Oh boy, did I blow it big time. All my good intentions flew out the window and we all know what road is paved with good intentions. The past 24 hours I've been repeating "meek and mild" "be meek and mild" hoping against all odds I will reach the meek and mild state of mind.

The guy who answered my ad and lied to me...lied again! Does this person even know how to speak the truth? When we first talked he said has no family, just an elderly grandma. Come to find out he has a dad, A brother and a 16 yr old daughter! Why?? Why would anyone lie a out that? Then he asked if I'd like to see a picture. I said NO. He got offended and ranted a bit and I waited for him to calm down. But. At that point, if I was a cat, my tail would have been lashing back and forth.

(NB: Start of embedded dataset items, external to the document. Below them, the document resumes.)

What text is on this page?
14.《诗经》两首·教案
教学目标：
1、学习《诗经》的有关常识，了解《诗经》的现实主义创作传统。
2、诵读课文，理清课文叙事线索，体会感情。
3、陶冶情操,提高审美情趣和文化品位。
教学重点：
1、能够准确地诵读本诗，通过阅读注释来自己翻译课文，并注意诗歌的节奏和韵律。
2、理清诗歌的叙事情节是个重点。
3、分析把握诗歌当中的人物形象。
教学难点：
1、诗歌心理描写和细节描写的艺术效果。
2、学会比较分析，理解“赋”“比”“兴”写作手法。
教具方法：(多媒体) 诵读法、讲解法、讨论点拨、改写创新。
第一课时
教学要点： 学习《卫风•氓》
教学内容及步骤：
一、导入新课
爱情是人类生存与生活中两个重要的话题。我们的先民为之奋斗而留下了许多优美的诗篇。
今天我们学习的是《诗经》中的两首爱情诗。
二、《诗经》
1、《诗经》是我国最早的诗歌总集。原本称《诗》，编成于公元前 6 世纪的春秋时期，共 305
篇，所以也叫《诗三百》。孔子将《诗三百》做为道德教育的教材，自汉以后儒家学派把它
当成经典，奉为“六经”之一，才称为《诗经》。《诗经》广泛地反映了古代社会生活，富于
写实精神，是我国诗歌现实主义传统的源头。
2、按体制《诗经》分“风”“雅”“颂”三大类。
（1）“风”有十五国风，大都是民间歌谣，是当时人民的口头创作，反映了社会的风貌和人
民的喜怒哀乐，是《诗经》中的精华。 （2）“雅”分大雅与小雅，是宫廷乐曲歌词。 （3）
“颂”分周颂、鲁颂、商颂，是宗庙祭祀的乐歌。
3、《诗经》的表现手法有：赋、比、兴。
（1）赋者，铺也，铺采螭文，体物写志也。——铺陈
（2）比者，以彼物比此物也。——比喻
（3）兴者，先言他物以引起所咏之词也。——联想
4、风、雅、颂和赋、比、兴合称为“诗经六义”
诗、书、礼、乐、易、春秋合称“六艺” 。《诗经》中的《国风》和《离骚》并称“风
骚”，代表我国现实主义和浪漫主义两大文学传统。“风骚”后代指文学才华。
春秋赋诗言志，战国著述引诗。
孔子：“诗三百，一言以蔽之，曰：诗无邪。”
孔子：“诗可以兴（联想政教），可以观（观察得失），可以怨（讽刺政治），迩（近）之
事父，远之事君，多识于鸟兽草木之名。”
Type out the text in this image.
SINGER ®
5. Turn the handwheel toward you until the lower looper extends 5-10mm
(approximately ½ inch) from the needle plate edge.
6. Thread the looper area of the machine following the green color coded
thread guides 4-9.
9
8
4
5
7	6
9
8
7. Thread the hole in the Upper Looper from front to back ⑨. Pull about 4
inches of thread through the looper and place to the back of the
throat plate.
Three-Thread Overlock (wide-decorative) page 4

Then he started talking about his pet snake and I politely listened. He asked if I'd like to see it. I said no...I don't like snakes. He sent the picture anyway and I completely forgot all my good intentions. It was not a reptile!

I know better than to respond when I'm boiling angry. I know I should definitely not write or send it. I definitely should not speak. Unfortunately I did not listen to myself! This is the message I sent back:

Since you lied and entered my life, you have tried comparing yourself to my husband and imply you'd be a much better choice. You claim to be stubborn. To have grit and determination. But you threw a hissy fit when told the word no.

My husband has grit, moxy and gumption. He's has stubborn as a North bound donkey headed south. He has the tenacity of a bull dog and when the crap hits the fan, when hounds of hell come snapping their jaws and Death comes knocking....he bites back ten times harder. He is a solid rock. You've tried to drive little serves between us and tried to get me to doubt him. But you are no thing like him. The qualities he has are not in you. The bond my husband and I have is unshakable, unbreakable and unstoppable. Now. Slither back to the pits where you came from. There are no good reasons for us to continue talking. Your mission has failed!



I'm ashamed of that letter now. I was mean and harsh. I feel I should apologize but I don't want him to think that's an open door to continue talking. There's no point talking to someone who constantly lies.

Advice would be appreciated. Do I need to apologize?